Voici selon nous l’extrait clé de cet arrêt :

« qu’il n’est pas contesté et il n’est pas contestable qu’en l’état des données de la science disponibles bien avant le temps de la prévention (cf notamment le rapport du 26 octobre 2005 de la mission d’information amiante créée par le Sénat qui fait état de 35 000 personnes mortes d’une maladie de l’amiante en France entre 1965 et 1995, et du probable décès d’ici 2015 de 50 000 à 100 000 autres personnes), le degré de probabilité de développer un cancer du poumon ou un cancer de la plèvre dans les 30 à 40 ans de l’inhalation de poussière d’amiantes est certain, sans qu’il n’y est ni effet de seuil, en deçà duquel il n’existerait aucun risque, ni traitement curatif efficace ; qu’en l’espèce, le chantier de terrassement litigieux présentait la particularité de porter des roches et des terres naturellement amiantifères, connues et identifiées avant l’acceptation du marché ; que le risque de mort ou de blessure graves lié à l’inhalation de fibres d’amiante est donc susceptible de constituer le délit de mise en danger d’autrui »

 

L’employeur est soumis à une obligation générale de sécurité de résultat[3] qu’il a violé en l’espèce par les manquements suivants :

  • Absence de protection aux abords immédiats du chantier ;
  • Installation de grillages permettant la dissémination des fibres ;
  • La présence de portillons importantes de terrains rocheux laissés à découvert ;
  • Le non-nettoyage des engins.

 

Le Pourvoi est donc rejeté et la Cour de cassation fixe à 2500€ la somme que les prévenus devront payer aux parties au titre de l’article 618-1 du Code de procédure pénale.

 

Mais la condamnation pénale de l’employeur qui peut s’avérer financièrement conséquente, n’est pas le seul impact sur l’économie de l’entreprise.

 

La reconnaissance d’une pathologie au titre de la législation professionnelle génère des coûts directs et indirects véritablement significatifs.
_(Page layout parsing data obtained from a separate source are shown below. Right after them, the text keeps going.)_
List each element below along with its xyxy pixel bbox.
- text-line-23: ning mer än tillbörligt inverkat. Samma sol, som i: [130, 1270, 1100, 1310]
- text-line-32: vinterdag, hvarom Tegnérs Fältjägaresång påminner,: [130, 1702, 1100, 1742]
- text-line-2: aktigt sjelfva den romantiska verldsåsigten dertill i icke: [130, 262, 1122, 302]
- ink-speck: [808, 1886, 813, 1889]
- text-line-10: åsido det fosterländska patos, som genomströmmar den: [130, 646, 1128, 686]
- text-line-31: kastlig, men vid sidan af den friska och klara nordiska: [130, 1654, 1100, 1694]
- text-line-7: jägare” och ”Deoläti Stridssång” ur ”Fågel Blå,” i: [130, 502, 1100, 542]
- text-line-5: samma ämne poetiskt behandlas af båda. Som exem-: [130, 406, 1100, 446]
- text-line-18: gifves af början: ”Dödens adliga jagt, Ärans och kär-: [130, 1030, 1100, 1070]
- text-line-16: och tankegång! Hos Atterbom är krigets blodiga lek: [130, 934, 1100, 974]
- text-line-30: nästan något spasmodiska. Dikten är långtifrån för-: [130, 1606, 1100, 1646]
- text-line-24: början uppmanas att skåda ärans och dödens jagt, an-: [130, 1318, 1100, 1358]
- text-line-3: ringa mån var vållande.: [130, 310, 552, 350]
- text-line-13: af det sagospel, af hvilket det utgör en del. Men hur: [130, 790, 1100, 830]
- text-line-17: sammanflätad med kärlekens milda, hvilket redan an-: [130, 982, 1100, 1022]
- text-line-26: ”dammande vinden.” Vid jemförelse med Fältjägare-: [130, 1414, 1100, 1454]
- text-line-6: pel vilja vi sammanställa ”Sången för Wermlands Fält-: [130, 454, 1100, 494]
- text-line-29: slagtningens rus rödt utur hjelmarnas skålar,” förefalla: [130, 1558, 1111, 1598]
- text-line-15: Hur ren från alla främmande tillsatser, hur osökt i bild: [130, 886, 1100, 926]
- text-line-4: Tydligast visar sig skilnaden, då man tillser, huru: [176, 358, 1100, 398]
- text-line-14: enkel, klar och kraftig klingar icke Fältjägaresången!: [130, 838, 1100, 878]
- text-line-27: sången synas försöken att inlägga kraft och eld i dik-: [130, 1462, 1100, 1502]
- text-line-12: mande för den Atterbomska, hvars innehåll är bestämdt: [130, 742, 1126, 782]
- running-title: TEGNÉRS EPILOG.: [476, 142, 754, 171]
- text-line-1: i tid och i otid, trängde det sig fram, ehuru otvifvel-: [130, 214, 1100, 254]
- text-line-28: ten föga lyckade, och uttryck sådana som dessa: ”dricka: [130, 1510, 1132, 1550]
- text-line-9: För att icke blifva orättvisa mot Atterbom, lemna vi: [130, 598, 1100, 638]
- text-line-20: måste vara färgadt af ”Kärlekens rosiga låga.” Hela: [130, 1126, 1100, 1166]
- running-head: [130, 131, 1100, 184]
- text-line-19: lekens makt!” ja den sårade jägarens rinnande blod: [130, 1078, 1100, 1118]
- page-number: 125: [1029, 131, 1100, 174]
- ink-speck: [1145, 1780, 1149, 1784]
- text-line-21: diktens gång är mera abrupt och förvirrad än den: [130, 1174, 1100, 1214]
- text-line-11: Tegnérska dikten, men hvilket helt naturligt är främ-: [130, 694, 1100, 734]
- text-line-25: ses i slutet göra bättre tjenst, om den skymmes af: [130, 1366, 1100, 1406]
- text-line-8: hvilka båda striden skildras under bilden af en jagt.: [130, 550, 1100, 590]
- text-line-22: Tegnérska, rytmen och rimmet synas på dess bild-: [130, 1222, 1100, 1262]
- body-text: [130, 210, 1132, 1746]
Si on évalue facilement le coût des mesures de prévention que l’on met en place pour réduire l’accidentologie, on méconnait en revanche les coûts engendrés si rien n’est fait.

 

Les coûts directs :

  • Le coût de remplacement
  • Les taux de cotisation AT/MP

 

Par ailleurs, la caisse régionale impose une majoration sur la cotisation « AT/MP » pour tenir compte des risques exceptionnels, révélés par une infraction au Code du travail ou l’absence des mesures de prévention.
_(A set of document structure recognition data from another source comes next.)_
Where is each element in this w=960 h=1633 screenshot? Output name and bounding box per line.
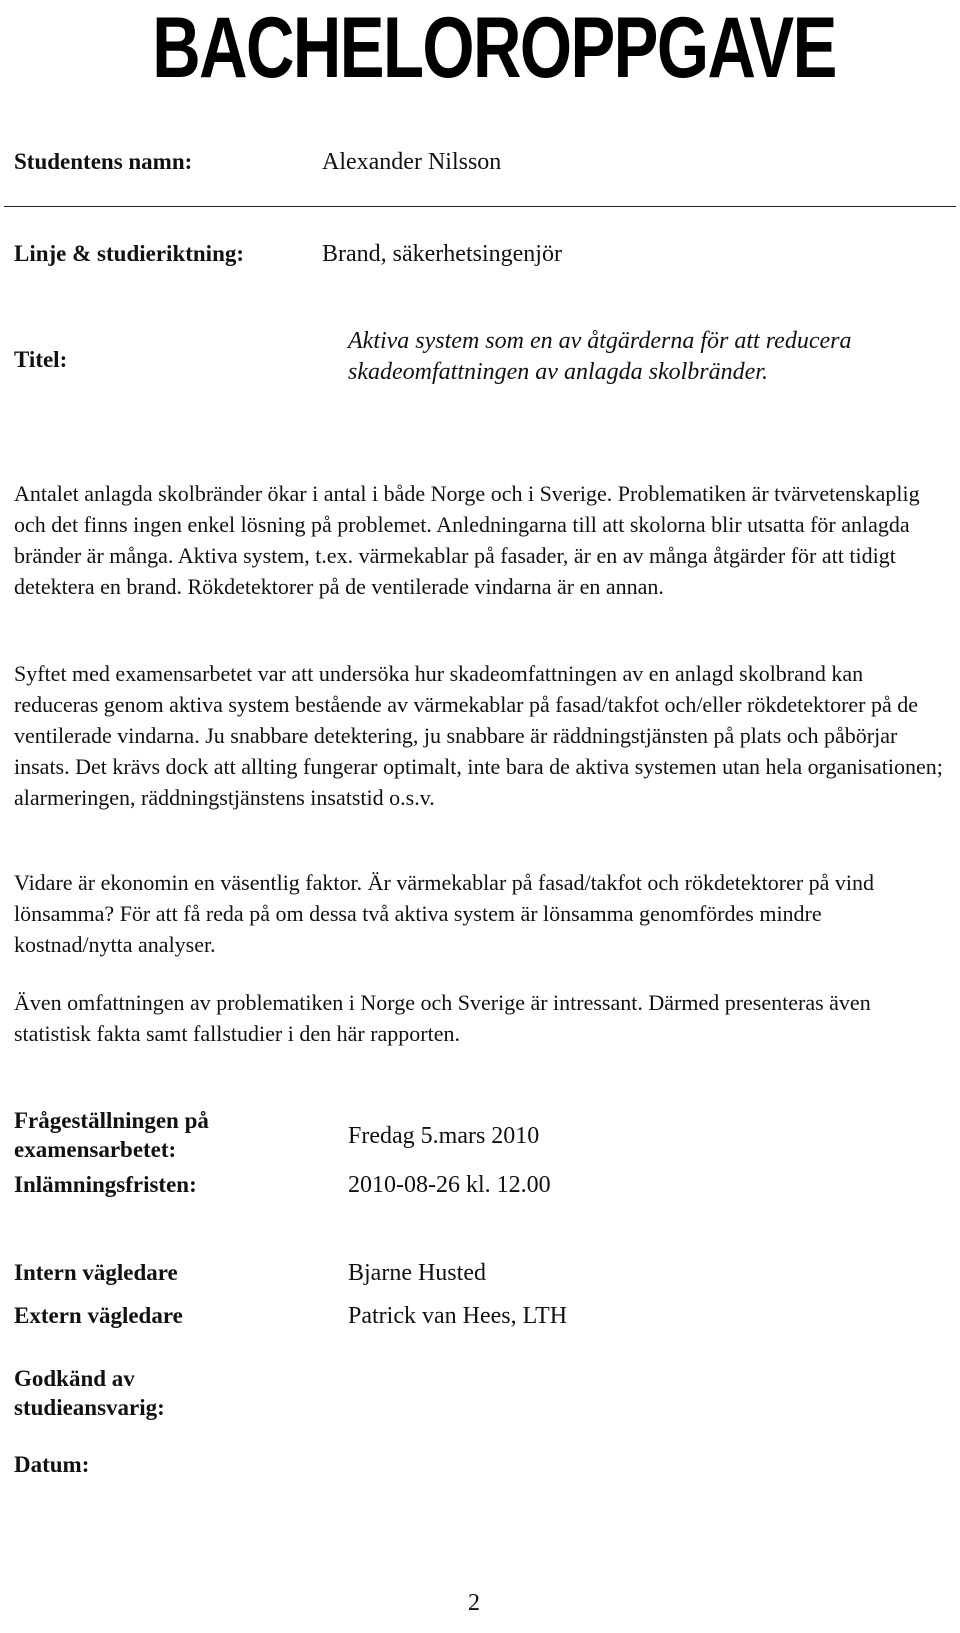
student-name-label: Studentens namn:	[14, 149, 193, 174]
deadline-value: 2010-08-26 kl. 12.00	[348, 1172, 551, 1198]
external-supervisor-value: Patrick van Hees, LTH	[348, 1303, 568, 1329]
line-value: Brand, säkerhetsingenjör	[322, 241, 562, 267]
document-banner-title: BACHELOROPPGAVE	[152, 0, 836, 96]
abstract-paragraph-1-text: Antalet anlagda skolbränder ökar i antal i både Norge och i Sverige. Problematiken är tvärvetenskaplig och det finns ingen enkel lösning på problemet. Anledningarna till att skolorna blir utsatta för anlagda bränder är många. Aktiva system, t.ex. värmekablar på fasader, är en av många åtgärder för att tidigt detektera en brand. Rökdetektorer på de ventilerade vindarna är en annan.	[14, 481, 920, 599]
abstract-paragraph-1	[14, 478, 944, 602]
abstract-paragraph-2	[14, 658, 944, 813]
header-divider	[4, 206, 956, 207]
external-supervisor-label: Extern vägledare	[14, 1303, 183, 1328]
thesis-title-line-1: Aktiva system som en av åtgärderna för att reducera	[348, 328, 852, 354]
deadline-label: Inlämningsfristen:	[14, 1172, 197, 1197]
page-number: 2	[468, 1590, 480, 1616]
internal-supervisor-label: Intern vägledare	[14, 1260, 178, 1285]
approved-label-line-1: Godkänd av	[14, 1366, 135, 1391]
question-label-line-2: examensarbetet:	[14, 1137, 177, 1162]
approved-label-line-2: studieansvarig:	[14, 1395, 165, 1420]
date-label: Datum:	[14, 1452, 90, 1477]
question-label-line-1: Frågeställningen på	[14, 1108, 209, 1133]
abstract-paragraph-2-text: Syftet med examensarbetet var att undersöka hur skadeomfattningen av en anlagd skolbrand kan reduceras genom aktiva system bestående av värmekablar på fasad/takfot och/eller rökdetektorer på de ventilerade vindarna. Ju snabbare detektering, ju snabbare är räddningstjänsten på plats och påbörjar insats. Det krävs dock att allting fungerar optimalt, inte bara de aktiva systemen utan hela organisationen; alarmeringen, räddningstjänstens insatstid o.s.v.	[14, 661, 943, 810]
abstract-paragraph-3-text: Vidare är ekonomin en väsentlig faktor. Är värmekablar på fasad/takfot och rökdetektorer på vind lönsamma? För att få reda på om dessa två aktiva system är lönsamma genomfördes mindre kostnad/nytta analyser.	[14, 870, 875, 957]
abstract-paragraph-4	[14, 987, 944, 1049]
internal-supervisor-value: Bjarne Husted	[348, 1260, 486, 1286]
abstract-paragraph-4-text: Även omfattningen av problematiken i Norge och Sverige är intressant. Därmed presenteras även statistisk fakta samt fallstudier i den här rapporten.	[14, 990, 871, 1046]
question-value: Fredag 5.mars 2010	[348, 1123, 540, 1149]
abstract-paragraph-3	[14, 867, 944, 960]
thesis-title-line-2: skadeomfattningen av anlagda skolbränder.	[348, 359, 768, 385]
line-label: Linje & studieriktning:	[14, 241, 245, 266]
student-name-value: Alexander Nilsson	[322, 149, 502, 175]
thesis-title-label: Titel:	[14, 347, 68, 372]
 Elle représente 25% de la cotisation AT/MP initialement notifiée et 50% en cas de récidive dans un délai de 3 ans ou absence de réalisation des mesures dans un délai de 6 mois à compter de la première imposition, 200% après un nouveau délai de 6 mois.

 

Les coûts indirects :

  • Les coûts administratifs
  • Les pertes de production
  • Les coûts matériels

 

Pour conclure, rappelons enfin, au regard des coûts de la « non-santé au travail », on estime à 2,2 points le ratio coût/bénéfice en matière de rentabilité des investissements de maîtrise de risques.

 

Une étude menée par l’AISS[4] sur les bénéfices générés par la mise en place d’une politique active de prévention soulève les points suivants :

  • Plus grande motivation et satisfaction de l’employé (21%)
  • Amélioration de l’image de l’entreprise (21%)
  • Impacts positifs de la prévention des perturbations (19%)
  • Attention soutenue à la qualité, meilleure qualité des produits (15%)
  • Prévention de la perte du temps ou réduction du temps de compensation après les perturbations (14%)
  • Innovations dans les produits (9%)

 

La Santé au Travail est devenue un enjeu de 1er plan pour les entreprises, sur le plan pénal, social, économique, mais c’est aussi un levier majeur de  performance globale à ne pas négliger.

[1] Cass. Soc., 28 févr. 2002, n°99-18.389, 00-11.793, 99-18.390, 99-21.255, 00-11.794 et 99-18.391

[2] Cass. crim., 19 avr. 2017, n° 16-80.695, P+B

[3] En application des articles L. 4111-6, L. 4121-1 à L. 4121-5 du Code du travail ; rappel du décret 2006-761 du 30 juin 2006, de l’arrêté du 14 août 2012 et et du décret 2012-639 du 4 mai 2012.